The Hungarian currency has been on a weakening path for the past weeks and is trading dangerously close to its weakest ever against the euro, seen in April this year. In addition to unfavorable international sentiment, local supporting factors have also vanished and analysts argue that the forint may set new negative records in the short term.
The Hungarian forint is gradually drifting toward the historical low seen in the spring. Given the unsupportive domestic and international backdrop, there is a slim chance the currency will get back on its feet any time soon. Analysts warn that the EUR/HUF 370 level has moved into sight again and the technical picture is worrying.
Shorting the forint
This week, the forint’s exchange rate against the euro inched above 365, a level last seen on April 1, when it nearly hit 370. The exchange rate movements of recent weeks - the Hungarian currency weakened by more than 3.5% against the euro in one month - pointed in the direction of an increase in short positions against the forint. A short position means that investors are betting the price of an asset, in this case the forint, will decrease in value. If the price drops, investors can buy the assets at the lower price and make a profit. The weakening of the forint was steeper than that of other regional currencies, as the Polish zloty lost 1.8% of its value and the Czech koruna dropped 3.2%. All this suggests that market players have turned on the Hungarian currency. Recently released central bank data also underpin this development, as the figures show the stock of current short positions rising to HUF 2,869 billion from HUF 2,562 billion a month earlier.
Why the weakening?
László Szabó, one of the owners of Hold Fund Management, argues that the recipe for a strong currency requires a few basic ingredients. "For a good (strong) currency, take a small interest rate (even better if not so small), a positive balance of payments, a strong economic ally (that you can rely on in difficult times, such as the ECB,) or some combination of the above; naturally, a supportive international investor sentiment is the icing on the cake," Szabó writes on at Alapblog.hu website.

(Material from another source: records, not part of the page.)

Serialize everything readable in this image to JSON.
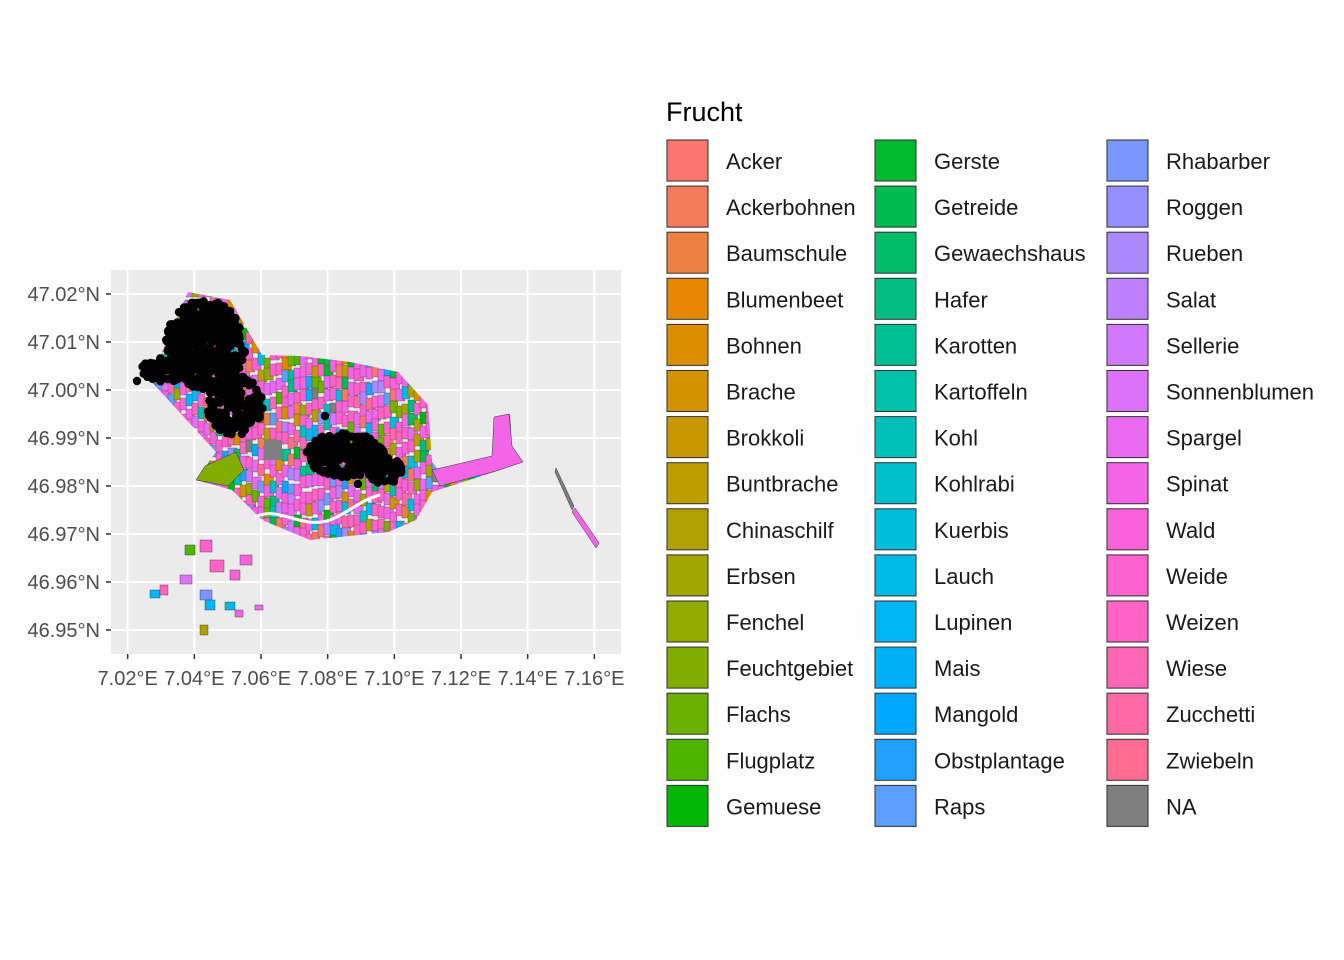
{
  "colors": {
    "panel_background": "#EBEBEB",
    "grid_major": "#FFFFFF",
    "points": "#000000",
    "na": "#7F7F7F"
  },
  "map": {
    "lon_range": [
      7.015,
      7.168
    ],
    "lat_range": [
      46.945,
      47.025
    ],
    "x_ticks": [
      {
        "value": 7.02,
        "label": "7.02°E"
      },
      {
        "value": 7.04,
        "label": "7.04°E"
      },
      {
        "value": 7.06,
        "label": "7.06°E"
      },
      {
        "value": 7.08,
        "label": "7.08°E"
      },
      {
        "value": 7.1,
        "label": "7.10°E"
      },
      {
        "value": 7.12,
        "label": "7.12°E"
      },
      {
        "value": 7.14,
        "label": "7.14°E"
      },
      {
        "value": 7.16,
        "label": "7.16°E"
      }
    ],
    "y_ticks": [
      {
        "value": 47.02,
        "label": "47.02°N"
      },
      {
        "value": 47.01,
        "label": "47.01°N"
      },
      {
        "value": 47.0,
        "label": "47.00°N"
      },
      {
        "value": 46.99,
        "label": "46.99°N"
      },
      {
        "value": 46.98,
        "label": "46.98°N"
      },
      {
        "value": 46.97,
        "label": "46.97°N"
      },
      {
        "value": 46.96,
        "label": "46.96°N"
      },
      {
        "value": 46.95,
        "label": "46.95°N"
      }
    ]
  },
  "legend": {
    "title": "Frucht",
    "items": [
      {
        "label": "Acker",
        "color": "#F8766D"
      },
      {
        "label": "Ackerbohnen",
        "color": "#F37B59"
      },
      {
        "label": "Baumschule",
        "color": "#ED8141"
      },
      {
        "label": "Blumenbeet",
        "color": "#E58700"
      },
      {
        "label": "Bohnen",
        "color": "#DC8D00"
      },
      {
        "label": "Brache",
        "color": "#D39200"
      },
      {
        "label": "Brokkoli",
        "color": "#C99800"
      },
      {
        "label": "Buntbrache",
        "color": "#BD9D00"
      },
      {
        "label": "Chinaschilf",
        "color": "#B0A100"
      },
      {
        "label": "Erbsen",
        "color": "#A3A500"
      },
      {
        "label": "Fenchel",
        "color": "#93AA00"
      },
      {
        "label": "Feuchtgebiet",
        "color": "#81AD00"
      },
      {
        "label": "Flachs",
        "color": "#6BB100"
      },
      {
        "label": "Flugplatz",
        "color": "#4DB400"
      },
      {
        "label": "Gemuese",
        "color": "#00B704"
      },
      {
        "label": "Gerste",
        "color": "#00B92C"
      },
      {
        "label": "Getreide",
        "color": "#00BB4E"
      },
      {
        "label": "Gewaechshaus",
        "color": "#00BC68"
      },
      {
        "label": "Hafer",
        "color": "#00BE80"
      },
      {
        "label": "Karotten",
        "color": "#00BF95"
      },
      {
        "label": "Kartoffeln",
        "color": "#00C0A9"
      },
      {
        "label": "Kohl",
        "color": "#00C0BB"
      },
      {
        "label": "Kohlrabi",
        "color": "#00BFCC"
      },
      {
        "label": "Kuerbis",
        "color": "#00BDDB"
      },
      {
        "label": "Lauch",
        "color": "#00BAE8"
      },
      {
        "label": "Lupinen",
        "color": "#00B6F3"
      },
      {
        "label": "Mais",
        "color": "#00B0F6"
      },
      {
        "label": "Mangold",
        "color": "#00A9FF"
      },
      {
        "label": "Obstplantage",
        "color": "#20A0FF"
      },
      {
        "label": "Raps",
        "color": "#5E9EFF"
      },
      {
        "label": "Rhabarber",
        "color": "#7997FF"
      },
      {
        "label": "Roggen",
        "color": "#9590FF"
      },
      {
        "label": "Rueben",
        "color": "#AC88FF"
      },
      {
        "label": "Salat",
        "color": "#BF80FF"
      },
      {
        "label": "Sellerie",
        "color": "#D078FF"
      },
      {
        "label": "Sonnenblumen",
        "color": "#DE71F9"
      },
      {
        "label": "Spargel",
        "color": "#E96AF0"
      },
      {
        "label": "Spinat",
        "color": "#F365E6"
      },
      {
        "label": "Wald",
        "color": "#F962DB"
      },
      {
        "label": "Weide",
        "color": "#FD61D0"
      },
      {
        "label": "Weizen",
        "color": "#FF63C3"
      },
      {
        "label": "Wiese",
        "color": "#FF66B5"
      },
      {
        "label": "Zucchetti",
        "color": "#FF6AA6"
      },
      {
        "label": "Zwiebeln",
        "color": "#FF6C91"
      },
      {
        "label": "NA",
        "color": "#7F7F7F"
      }
    ]
  }
}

Unfortunately, all the listed ingredients are missing or in short supply. Not so long ago, all the factors needed for a stable forint were available: Hungary had significantly higher interest rates than the Eurozone, an ample current account surplus and a steady inflow of EU development funds. As time passed, these advantages vanished: first, the high interest rate, followed by the current account surplus. In addition, the political differences between Brussels and Budapest may have a negative impact on the inflow of development and crisis relief funds from the EU. To make matters even worse, measures introduced to stave off the economic fallout from the coronavirus crisis have led to a widening of the country’s budget deficit, which may reach 8% of GDP this year. In today’s world burning with Covid fever, it takes less than the above for a country to be billed "risky" by the market, according to Szabó.
More recent developments have also been working against the forint. The rate of inflation jumped unexpectedly in July and the headline figure rose further to 3.9% in August, virtually reaching the top of the central bank's target band (3 plus or minus one percent). This would have warranted some sort of monetary tightening, however the central bank decided to leave monetary conditions unchanged.
Central bank message
After Tuesday's interest rate decision, the Monetary Council emphasized that inflation remains their main concern, and if the inflation outlook changes permanently and significantly, policy makers are ready to use all the tools at their disposal. This message apparently fell short of calming investors as the forint continued to weaken the day after the central bank decided to keep the interest rate unchanged.
“The central bank failed to reassure investors about the fate of the forint, thus the forint is set to remain under pressure. Other regional currencies also weakened against the euro, suggesting that there is a general pressure on the region. Under these circumstances, it is conceivable that the EUR/HUF exchange rate will soon test the 370 level again,” according to analysts at Erste Bank Zrt.
Looking ahead, a number of domestic and international factors will prove decisive for the forint in the short run. Hungary’s September inflation data, to be published in early October, and the GDP figures for the third quarter (due in mid-November) will shape the near-term future of the Hungarian currency. On the international front, a continued strengthening of the US dollar would be bad news for the forint. In this respect, the outcome of the presidential elections in the US, scheduled for November, will be crucial for the dollar and consequently for the forint.